Yesterday, my older sister completed a half marathon. I am incredibly proud of her and in deep admiration of her healthy choices and commitment to physical fitness.
(She’s the one in light blue–isn’t she lovely?)
Every day, it seems, pictures are cropping up in my Facebook newsfeed about marathons completed, Tough Mudders conquered, miles logged on a daily jog, etc.
Running seems to be the it thing these days—that thing that all the cool people do… The thing that all the healthy people do.
And I want to be motivated enough to run. Really, I do. But it seems like the only running I ever do is a) from my problems or b) in the opposite direction of spiders. (And that is generally a short-lived effort at best).

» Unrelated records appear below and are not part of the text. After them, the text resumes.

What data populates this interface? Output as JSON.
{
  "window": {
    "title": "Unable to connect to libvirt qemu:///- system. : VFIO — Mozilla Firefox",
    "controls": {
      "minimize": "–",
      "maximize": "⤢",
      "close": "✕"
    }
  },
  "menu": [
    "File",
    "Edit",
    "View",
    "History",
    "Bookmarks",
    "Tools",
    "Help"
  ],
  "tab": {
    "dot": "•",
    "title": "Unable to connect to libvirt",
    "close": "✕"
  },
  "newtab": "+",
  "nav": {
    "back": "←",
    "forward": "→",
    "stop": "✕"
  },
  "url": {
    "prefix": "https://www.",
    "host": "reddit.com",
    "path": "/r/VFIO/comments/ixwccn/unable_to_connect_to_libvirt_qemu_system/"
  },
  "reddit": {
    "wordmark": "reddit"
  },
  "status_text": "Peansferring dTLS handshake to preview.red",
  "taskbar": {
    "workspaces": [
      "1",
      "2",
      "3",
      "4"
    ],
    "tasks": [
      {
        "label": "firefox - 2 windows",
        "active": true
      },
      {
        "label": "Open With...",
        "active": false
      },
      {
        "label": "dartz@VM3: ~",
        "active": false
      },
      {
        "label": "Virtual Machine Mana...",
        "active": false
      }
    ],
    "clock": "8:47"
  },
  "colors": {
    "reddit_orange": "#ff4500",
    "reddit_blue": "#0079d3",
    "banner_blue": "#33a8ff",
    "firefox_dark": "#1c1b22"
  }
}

Running (Nay—athleticism in general!) is just not my thing. But I feel excessively guilty about this. (Don’t ALL single twenty-something’s have a gym membership?) I briefly considered naming my bathroom Jim. That way, instead of going to the John first thing every morning, I could say I go to the Jim.
But semantics aside, I lack the motivation to turn thinking about wanting to run into actually—you know—running.
But different strokes for different folks, right? Some people are the spinach and kale type while others are more the pizza and ice cream type. I had always classified myself as the pizza and ice cream type until today.
Alas, this morning, I realized that even ICE CREAM, when left out for too long, runs more than I do.
It might be time to re-evaluate my life decisions.
Until then, If you ever see me running, you should probably start running, too, because chances are, something scary is chasing me.